Nell’impresa le assenze nella lotta contro gli arrivi in ritardo e i ritardi dei lavoratori stanno assumendo proporzioni enormi. Sono state registrate fino a 104 assenze al mese, pari a 823 ore. Questa è diventata una norma generale per la maggior parte dei lavoratori. Così, per due squadre di muratori di 12 membri ciascuna, le loro assenze hanno raggiunto fino a 172 ore. Questo fenomeno, nonostante le misure adottate, non si arresta. Una parte di queste assenze viene giustificata con le ragioni più disparate, poiché mancano pieno controllo e responsabilità.
Il nuovo meccanismo economico è stato introdotto con l’obiettivo di aumentare la responsabilità di ogni lavoratore rispetto ai risultati del lavoro. Tuttavia, come si vede, nella pratica le assenze ingiustificate stanno danneggiando non solo il ritmo dei lavori, ma anche il clima generale nel collettivo. Ci sono casi in cui intere brigate non raggiungono il piano mensile proprio a causa di assenze e ritardi.

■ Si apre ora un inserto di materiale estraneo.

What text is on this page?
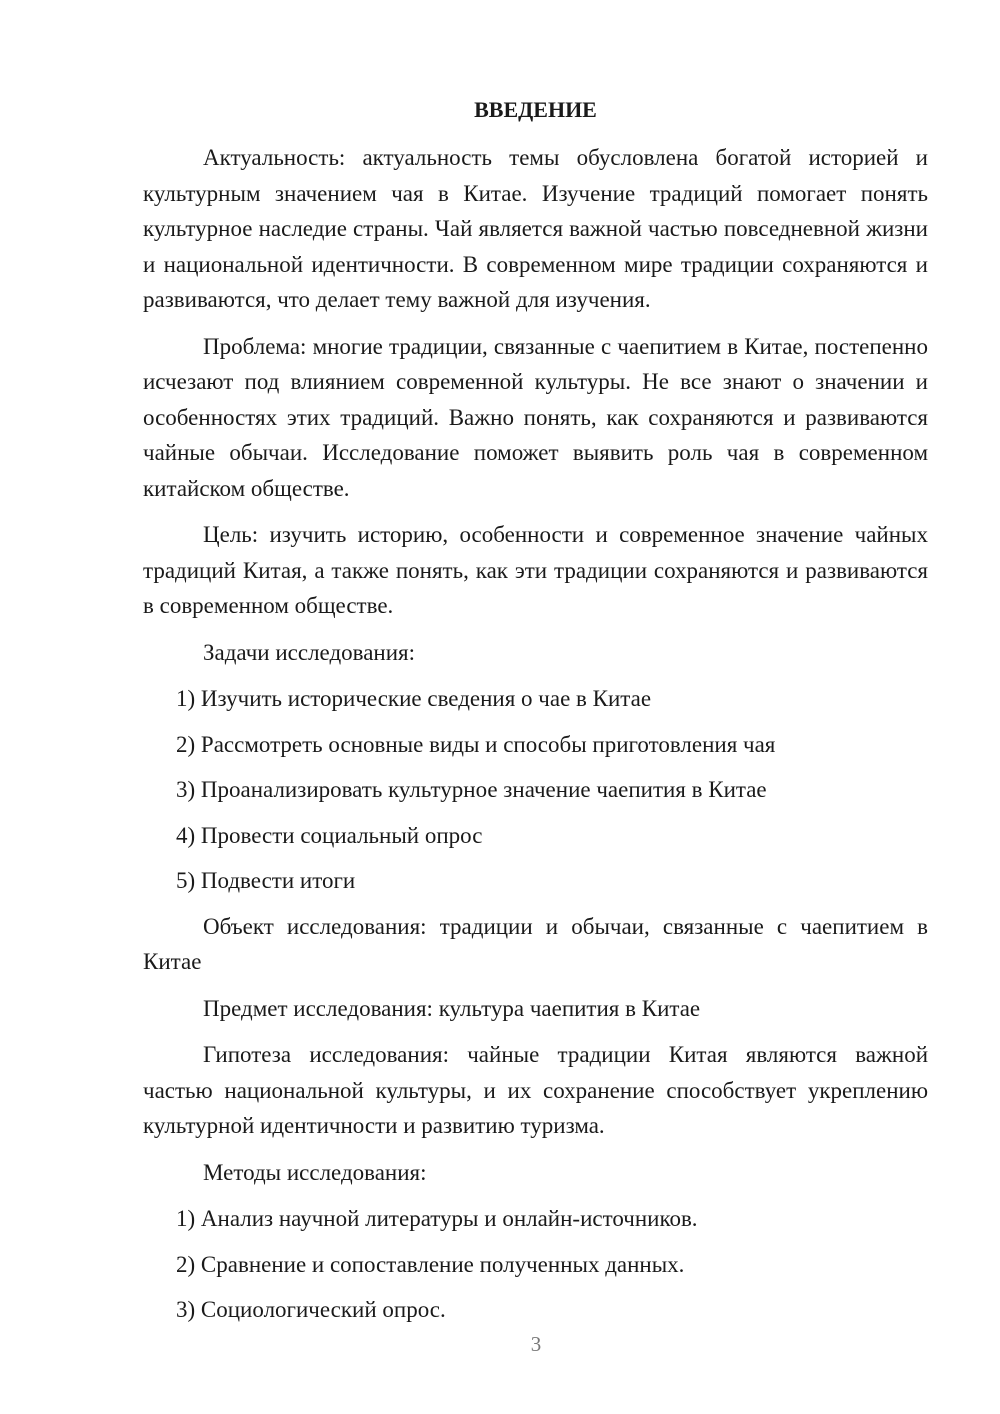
ВВЕДЕНИЕ

Актуальность: актуальность темы обусловлена богатой историей и культурным значением чая в Китае. Изучение традиций помогает понять культурное наследие страны. Чай является важной частью повседневной жизни и национальной идентичности. В современном мире традиции сохраняются и развиваются, что делает тему важной для изучения.

Проблема: многие традиции, связанные с чаепитием в Китае, постепенно исчезают под влиянием современной культуры. Не все знают о значении и особенностях этих традиций. Важно понять, как сохраняются и развиваются чайные обычаи. Исследование поможет выявить роль чая в современном китайском обществе.

Цель: изучить историю, особенности и современное значение чайных традиций Китая, а также понять, как эти традиции сохраняются и развиваются в современном обществе.

Задачи исследования:

1) Изучить исторические сведения о чае в Китае

2) Рассмотреть основные виды и способы приготовления чая

3) Проанализировать культурное значение чаепития в Китае

4) Провести социальный опрос

5) Подвести итоги

Объект исследования: традиции и обычаи, связанные с чаепитием в Китае

Предмет исследования: культура чаепития в Китае

Гипотеза исследования: чайные традиции Китая являются важной частью национальной культуры, и их сохранение способствует укреплению культурной идентичности и развитию туризма.

Методы исследования:

1) Анализ научной литературы и онлайн-источников.

2) Сравнение и сопоставление полученных данных.

3) Социологический опрос.

3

Nell’impresa si dice che siano state prese misure disciplinari, ma non sono state sempre uguali per tutti. Ciò ha provocato malcontento e ha creato la convinzione che l’assenteismo possa essere facilmente tollerato. In alcuni casi c’è stato solo un richiamo verbale, mentre in altri è stata trattenuta una parte del reddito personale.
Lavoratori e specialisti di questa impresa sottolineano che la lotta contro le assenze deve essere strettamente legata all’organizzazione del lavoro, alla disciplina, al controllo quotidiano e alla responsabilità dei dirigenti di settore. Senza ciò, il nuovo meccanismo economico non può produrre i risultati attesi.